Pradeep P M, Sreerama Yadahally N
Department of Grain Science and Technology, Central Food Technological Research Institute, Council of Scientific and Industrial Research (CSIR), Mysore 570 020, India.
Department of Grain Science and Technology, Central Food Technological Research Institute, Council of Scientific and Industrial Research (CSIR), Mysore 570 020, India.
Food Chem. 2015 Feb 15;169:455-63. doi: 10.1016/j.foodchem.2014.08.010. Epub 2014 Aug 13.
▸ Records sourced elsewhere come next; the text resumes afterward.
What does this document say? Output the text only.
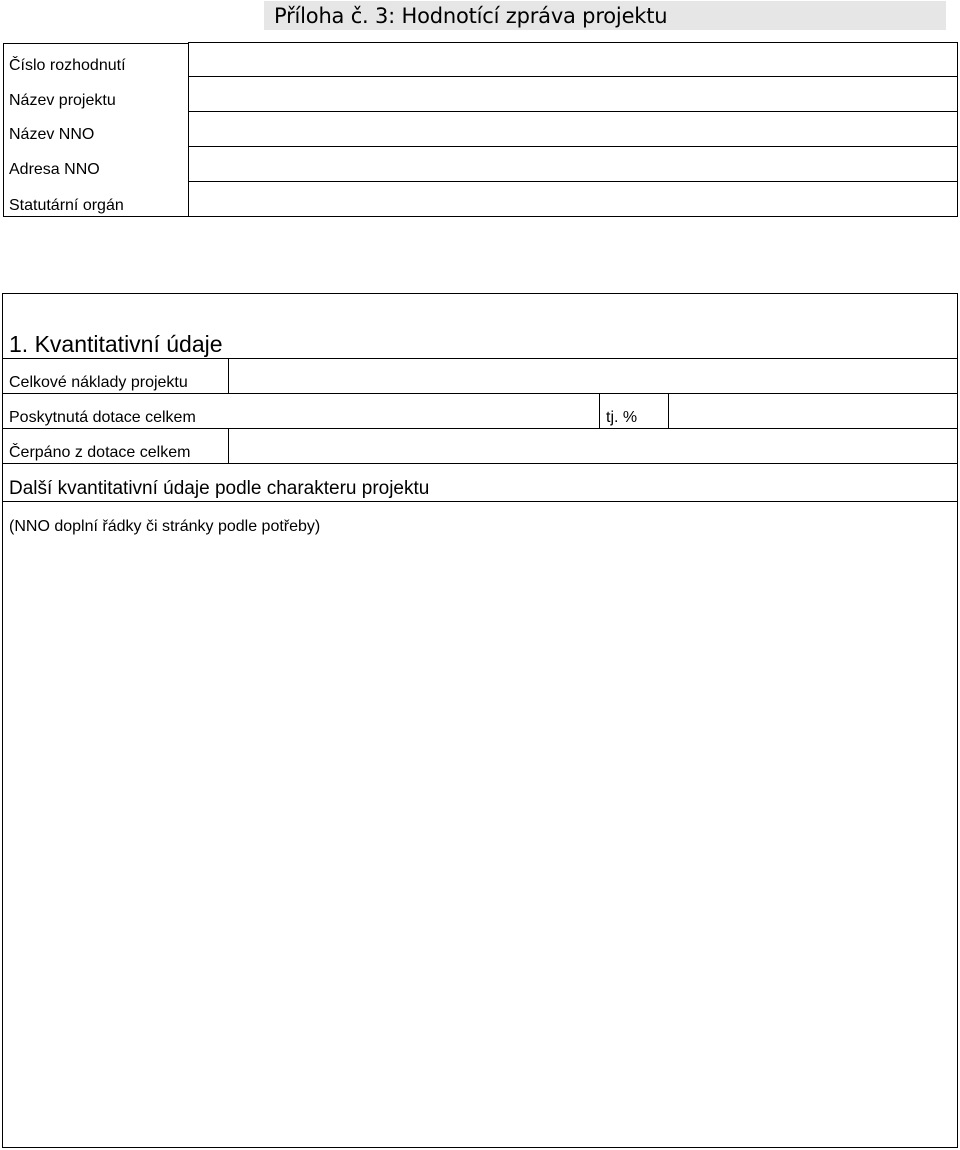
Příloha č. 3: Hodnotící zpráva projektu
Číslo rozhodnutí
Název projektu
Název NNO
Adresa NNO
Statutární orgán
1. Kvantitativní údaje
Celkové náklady projektu
Poskytnutá dotace celkem	tj. %
Čerpáno z dotace celkem
Další kvantitativní údaje podle charakteru projektu
(NNO doplní řádky či stránky podle potřeby)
The effects of germination, steaming and microwave treatments of whole grain millets (barnyard, foxtail and proso) on their phenolic composition, antioxidant activities and inhibitory properties against α-amylase and α-glucosidase were investigated. Compositional analysis of phenolics by HPLC revealed that vanillic and ferulic acids were the principal phenolic acids and kaempferol was the predominant flavonoid found in raw millets. Different processing treatments brought about relevant changes in the composition and content of certain phenolic acids and flavonoids in processed millets. Phenolic extracts of raw and processed millets exhibited multiple antioxidant activities and are also potent inhibitors of α-amylase and α-glucosidase. In general, germinated millets showed highest phenolic content as well as superior antioxidant and enzyme inhibitory activities. These results suggest that germinated millet grains are potential source of phenolic antioxidants and also great sources of strong natural inhibitors for α-amylase and α-glucosidase.
研究了全谷物粟(稗、谷子和黍)的发芽、蒸煮和微波处理对其酚类成分、抗氧化活性以及对α-淀粉酶和α-葡萄糖苷酶的抑制特性的影响。通过高效液相色谱法对酚类进行成分分析表明,香草酸和阿魏酸是生粟中主要的酚酸,山奈酚是主要的黄酮类化合物。不同的加工处理使加工后粟中某些酚酸和黄酮类化合物的组成和含量发生了相关变化。生粟和加工后粟的酚类提取物表现出多种抗氧化活性,并且也是α-淀粉酶和α-葡萄糖苷酶的有效抑制剂。总体而言,发芽粟的酚类含量最高,抗氧化和酶抑制活性也更优。这些结果表明,发芽粟粒是酚类抗氧化剂的潜在来源,也是α-淀粉酶和α-葡萄糖苷酶强大天然抑制剂的重要来源。